Photo credit: The Guardian

Photo credit: The Guardian

A number of campaigning groups were recently informed by the Metropolitan Police that Scotland Yard would no longer provide traffic management at their planned demonstrations. Instead, these groups would be required to devise their own road closure plans and to pay a private security firm to carry out the task.

One of the groups, the organisers of the Million Women Rise rally, estimated that this would cost them around £10,000. The groups refused, arguing that this would amount to a breach of their right to protest.

The Met ultimately backed down – but what if it hadn’t? What is the legal position?

The right to freedom of peaceful assembly

The starting point is the right to freedom of peaceful assembly protected by Article 11 ECHR. Protesters will usually also be exercising their right to freedom of expression under Article 10, which in this context is treated by the European Court of Human Rights as an aspect of the Article 11 right.

The right to freedom of peaceful assembly is a fundamental right in a democratic society and one of the foundations of such a society. It therefore should not be interpreted restrictively: Djavit An v Turkey (2005) 40 EHRR 45 at [56]. This does not mean, however, that everyone has the right to protest whenever, wherever and for however long they wish. The right may be subjected to limits which are prescribed by law, necessary in a democratic society to meet one of the legitimate aims set out in Article 11(2), and proportionate to that aim. The permissible aims are the protection of national security or public safety, the prevention of disorder or crime, the protection of health or morals, and the protection of the rights and freedoms of others.

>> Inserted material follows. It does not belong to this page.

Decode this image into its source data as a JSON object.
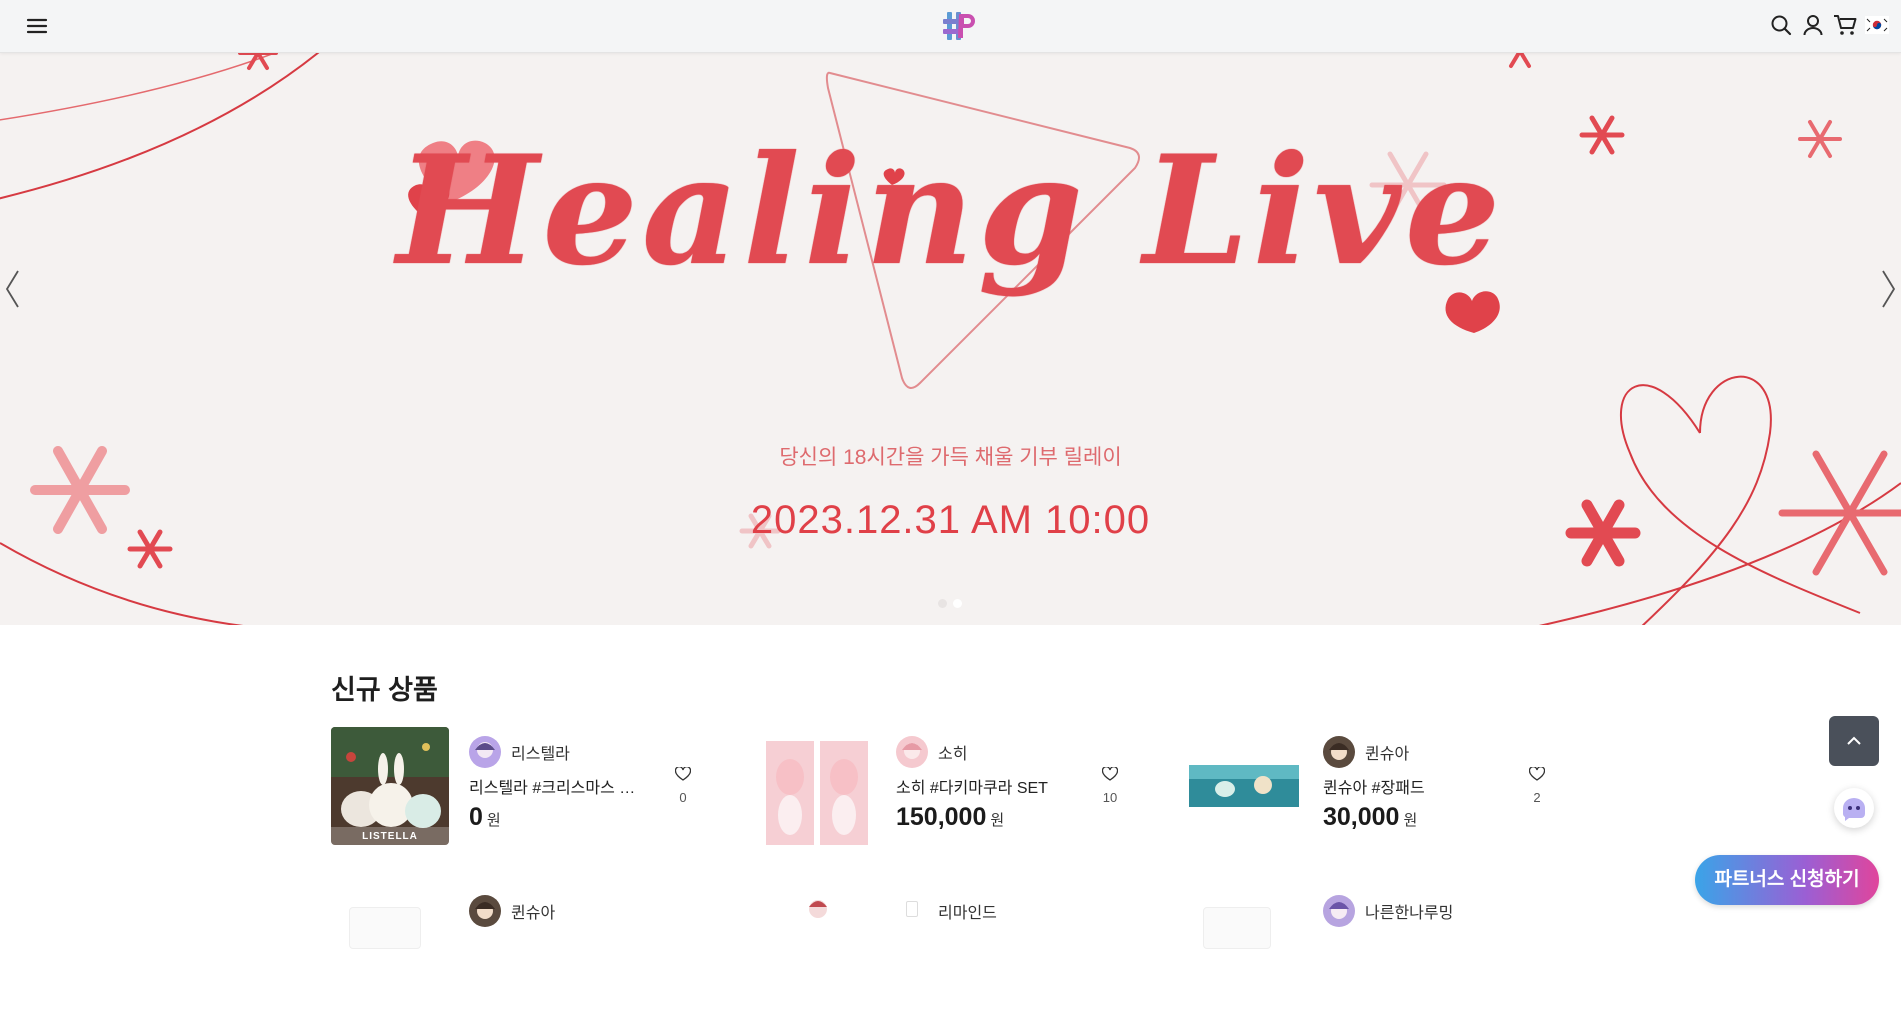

Article 11 imposes both negative and positive obligations on the state: see e.g. Djavit An at [57]. This means that the state is required not only to permit, but also to take positive steps to facilitate peaceful demonstrations. These positive obligations are not unlimited: the state will not usually be obliged, for example, to require private landowners to permit demonstrations on their property, so long as the protesters can exercise their right somewhere else: Appleby v UK (2003) 37 EHRR 38. But where positive steps are necessary to ensure that the right is practical and effective, the state will be required to take them.

Policing demonstrations

The Court has made clear on a number of occasions that states have a positive duty to provide adequate policing at demonstrations. For example, where a demonstration and counter-demonstration are planned to coincide, the state will not usually be permitted simply to ban one or the other. Rather, it must consider measures which will allow both demonstrations to take place without disturbance, although it has a wide margin of discretion when doing so: see Barankevich v Russia (2008) 47 EHRR 8 at [33]. In Olinger v Austria (2008) 46 EHRR 38, which similarly concerned two potentially competing meetings, the Court held at [48]:

“… the Court is not convinced by the Government’s argument that allowing both meetings while taking preventive measures, such as ensuring police presence in order to keep the two assemblies apart, was not a viable alternative which would have preserved the applicant’s right to freedom of assembly while at the same time offering a sufficient degree of protection as regards the rights of the cemetery’s visitors.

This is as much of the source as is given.